Das Thema Sleep-Modus ist vielschichtig. Jeder Sleep-Modus lässt sich aber mit zwei Faktoren quantifizieren, nämlich mit dem Ausmaß der Energieersparnis und mit der Zeit, die die Rückkehr in den aktiven Modus dauert.
Am Beispiel des Menschen lassen sich drei verschiedene Arten, Energie zu sparen, anschaulich demonstrieren:
Sleep-Modus 1
Beim Sitzen auf einem Stuhl verbraucht der Mensch zwar mehr Energie als im Liegen, jedoch benötigt der Wechsel in den aktiven Modus, also das Aufstehen, nur sehr wenig Zeit. Dies entspricht dem Sleep-Modus 1, in dem nur der Core abgeschaltet wird, während der Rest der Plattform vollständig aktiv bleibt. Die MCU kann nach wie vor den Kommunikations-Port nutzen, um Daten zu erfassen und - mithilfe der eingebauten DMA-Funktion - an den Flash-Speicher zu übertragen.
Diese Betriebsart bringt zwar nur eine geringe Ersparnis, benötigt aber auch nur wenige Taktimpulse, um in den aktiven Modus zurückzukehren.
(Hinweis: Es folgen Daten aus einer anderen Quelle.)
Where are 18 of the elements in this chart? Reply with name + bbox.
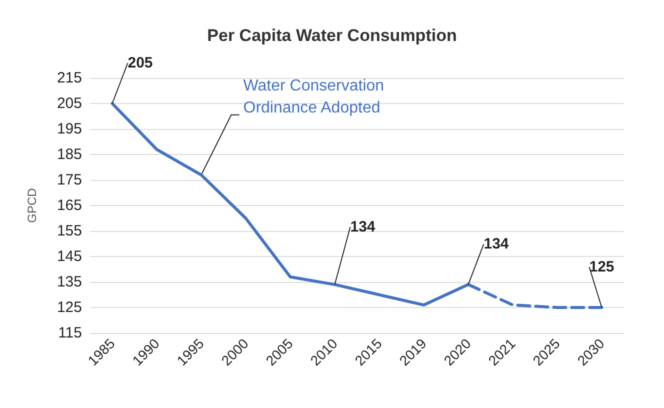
y-tick-label: 205 xyxy=(56,95,82,112)
y-tick-label: 125 xyxy=(56,299,82,316)
y-tick-label: 215 xyxy=(56,70,82,86)
y-axis-title: GPCD xyxy=(25,188,39,223)
y-tick-label: 185 xyxy=(56,146,82,163)
y-tick-label: 115 xyxy=(58,324,82,342)
y-tick-label: 195 xyxy=(56,120,82,138)
data-label: 134 xyxy=(484,236,510,253)
y-tick-label: 145 xyxy=(56,248,82,265)
data-label: 134 xyxy=(350,218,376,236)
y-tick-label: 175 xyxy=(56,172,82,188)
data-label: 125 xyxy=(589,258,614,276)
y-tick-label: 155 xyxy=(56,222,82,240)
data-label: 205 xyxy=(128,54,153,72)
annotation: Water Conservation Ordinance Adopted xyxy=(243,77,384,116)
chart-title: Per Capita Water Consumption xyxy=(207,26,457,45)
y-tick-label: 165 xyxy=(56,197,82,214)
y-tick-label: 135 xyxy=(56,274,82,290)
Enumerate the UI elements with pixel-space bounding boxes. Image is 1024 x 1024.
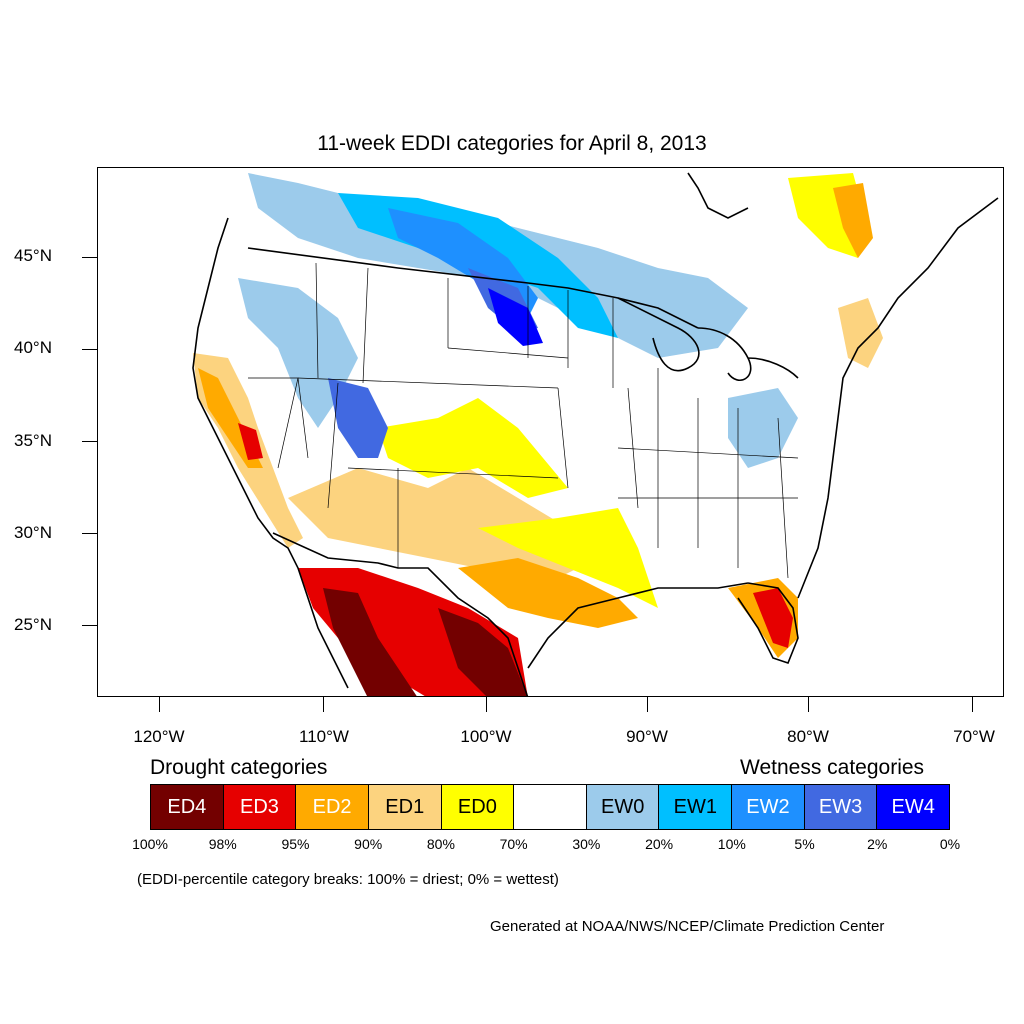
category-shading <box>193 173 883 696</box>
region-texas-ed2 <box>458 558 638 628</box>
legend-cell-ew2: EW2 <box>732 785 805 829</box>
state-borders <box>248 262 799 579</box>
credit-line: Generated at NOAA/NWS/NCEP/Climate Predi… <box>490 918 885 935</box>
legend-cell-ed1: ED1 <box>368 785 442 829</box>
region-mexico-ed4 <box>323 588 417 696</box>
percentile-label: 10% <box>717 836 746 852</box>
legend-cell-ew4: EW4 <box>877 785 950 829</box>
lon-label-120: 120°W <box>133 727 185 746</box>
eddi-map <box>192 172 999 696</box>
lon-tick <box>972 697 973 712</box>
lat-tick <box>82 441 97 442</box>
region-southwest-ed0 <box>378 398 568 498</box>
us-west-coast <box>192 217 349 689</box>
hudson-bay-coast <box>687 172 749 219</box>
great-lakes <box>617 297 799 381</box>
percentile-label: 95% <box>281 836 310 852</box>
lat-label-25: 25°N <box>14 615 52 634</box>
florida-coast <box>737 582 799 664</box>
region-greatbasin-ew2 <box>328 378 388 458</box>
percentile-label: 90% <box>354 836 383 852</box>
us-mexico-border <box>272 532 529 696</box>
region-texas-ed0 <box>478 508 658 608</box>
lon-label-80: 80°W <box>787 727 829 746</box>
legend-cell-normal <box>514 785 587 829</box>
region-northwest-ew1 <box>238 278 358 428</box>
region-newengland-ed1 <box>838 298 883 368</box>
lon-label-100: 100°W <box>460 727 512 746</box>
legend-colorbar: ED4 ED3 ED2 ED1 ED0 EW0 EW1 EW2 EW3 EW4 <box>150 784 950 830</box>
map-panel <box>97 167 1004 697</box>
percentile-label: 30% <box>572 836 601 852</box>
region-florida-ed3 <box>753 588 793 648</box>
percentile-label: 70% <box>499 836 528 852</box>
region-texas-ed4 <box>438 608 528 696</box>
wetness-categories-heading: Wetness categories <box>740 756 925 779</box>
map-title: 11-week EDDI categories for April 8, 201… <box>317 132 707 155</box>
us-canada-border <box>247 247 699 329</box>
lon-label-70: 70°W <box>953 727 995 746</box>
lon-tick <box>647 697 648 712</box>
region-quebec-ed2 <box>833 183 873 258</box>
legend-cell-ew0: EW0 <box>586 785 660 829</box>
lat-label-30: 30°N <box>14 523 52 542</box>
gulf-coast <box>527 582 749 669</box>
lon-label-110: 110°W <box>299 727 349 746</box>
legend-cell-ed0: ED0 <box>441 785 515 829</box>
east-coast <box>797 197 999 599</box>
region-california-ed3 <box>238 423 263 460</box>
lat-tick <box>82 349 97 350</box>
legend-cell-ew1: EW1 <box>659 785 733 829</box>
lat-label-40: 40°N <box>14 338 52 357</box>
category-breaks-note: (EDDI-percentile category breaks: 100% =… <box>137 871 559 888</box>
lon-tick <box>159 697 160 712</box>
percentile-label: 2% <box>867 836 888 852</box>
percentile-label: 100% <box>132 836 168 852</box>
percentile-label: 20% <box>645 836 674 852</box>
legend-cell-ew3: EW3 <box>804 785 878 829</box>
coastlines <box>192 172 999 696</box>
percentile-label: 0% <box>939 836 961 852</box>
legend-cell-ed4: ED4 <box>151 785 224 829</box>
lon-tick <box>486 697 487 712</box>
lat-label-45: 45°N <box>14 246 52 265</box>
region-southwest-ed1 <box>288 468 578 588</box>
region-ohio-ew0 <box>728 388 798 468</box>
percentile-label: 80% <box>426 836 455 852</box>
percentile-label: 98% <box>208 836 237 852</box>
lat-tick <box>82 257 97 258</box>
drought-categories-heading: Drought categories <box>150 756 328 779</box>
lat-label-35: 35°N <box>14 431 52 450</box>
legend-cell-ed3: ED3 <box>223 785 297 829</box>
legend-cell-ed2: ED2 <box>296 785 369 829</box>
lon-tick <box>323 697 324 712</box>
lon-tick <box>808 697 809 712</box>
lat-tick <box>82 625 97 626</box>
percentile-label: 5% <box>794 836 815 852</box>
region-north-ew4 <box>488 288 543 346</box>
lat-tick <box>82 533 97 534</box>
lon-label-90: 90°W <box>626 727 668 746</box>
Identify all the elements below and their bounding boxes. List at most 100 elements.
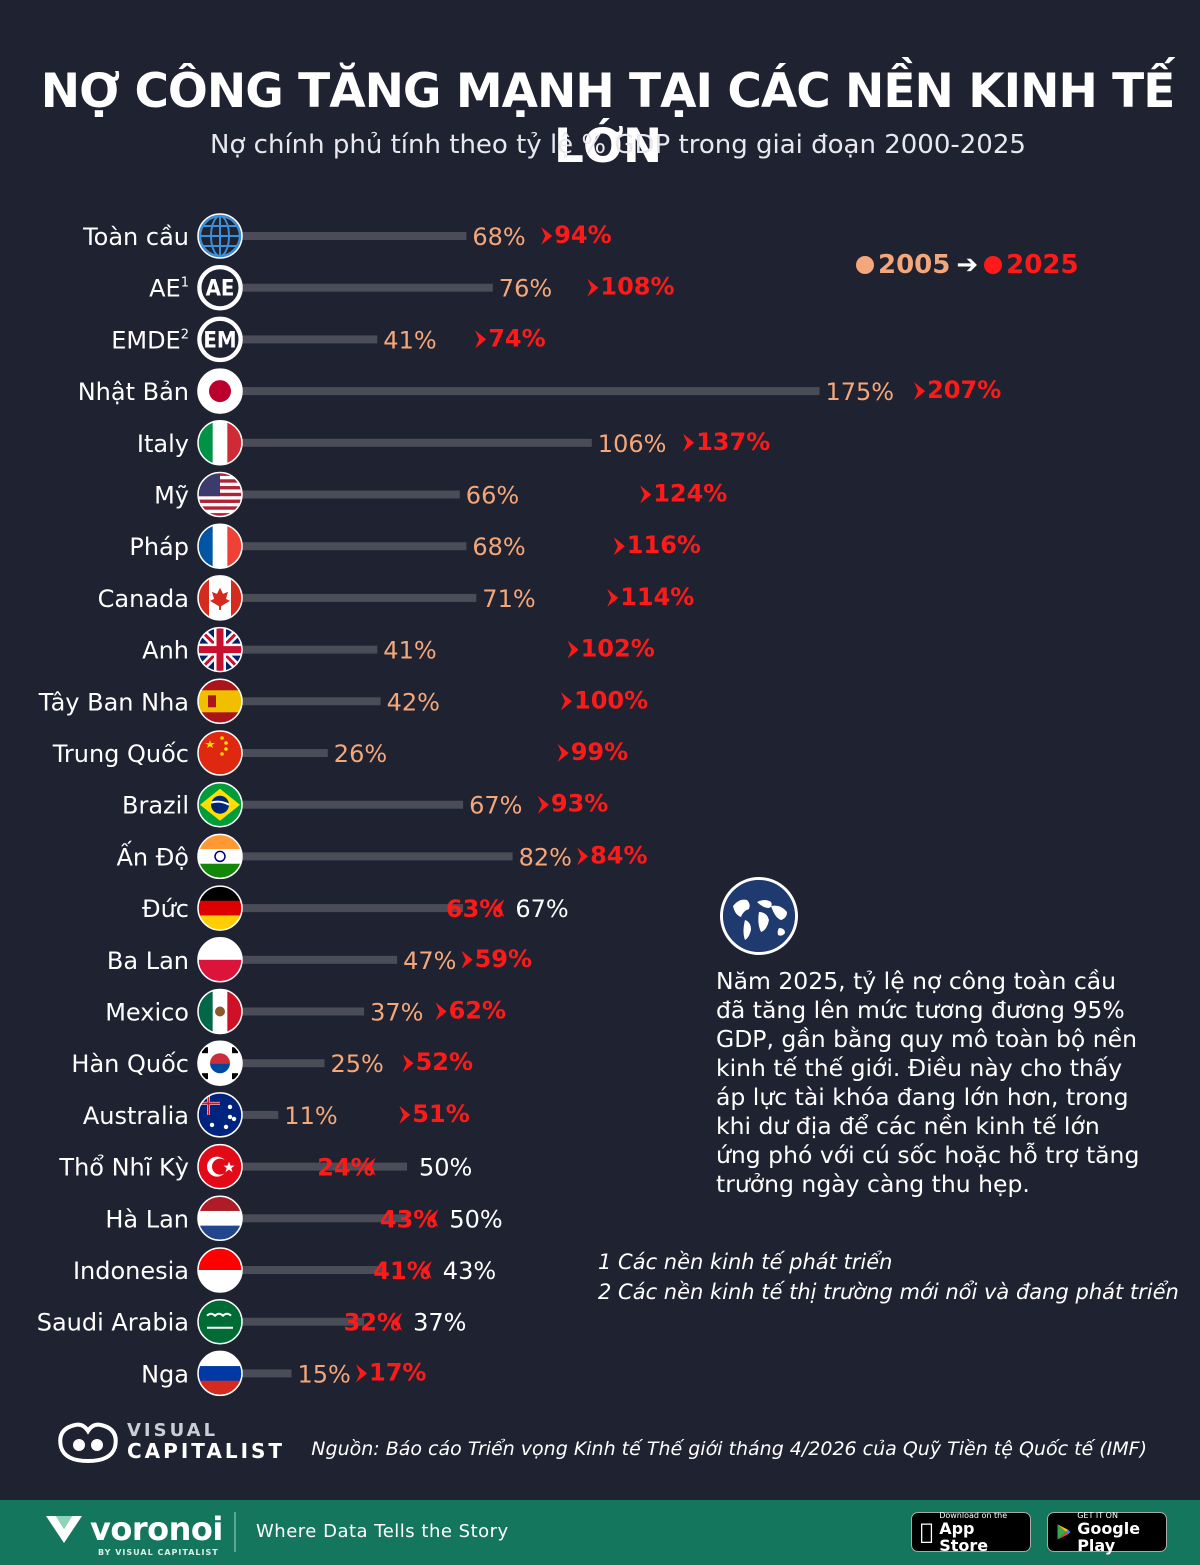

Man nutzt diesen Modus für Anwendungen, die nach kurzen Reaktionszeiten verlangen und darauf angewiesen sind, dass Flash, RAM, analoge Funktionen und andere Peripherie aktiv bleiben. Abhängig von der Architektur der MCU-Plattform kann gegenüber dem aktiven Modus bis zu 50 Prozent Energie gespart werden.
Sleep-Modus 2
Schon etwas komplexer ist der Sleep-Modus 2. Während einerseits angestrebt wird, möglichst viele Teile der Plattform abzuschalten, muss die MCU andererseits nach wie vor über externe Ereignisse auf dem Laufenden bleiben und auch die Zeit mitzählen, um nach einer vorgegebenen Zeitspanne selbstständig aufzuwachen. Dieser Modus verlangt nach Flexibilität und ist daher auf verschiedene Features wie etwa eine Echtzeituhr angewiesen.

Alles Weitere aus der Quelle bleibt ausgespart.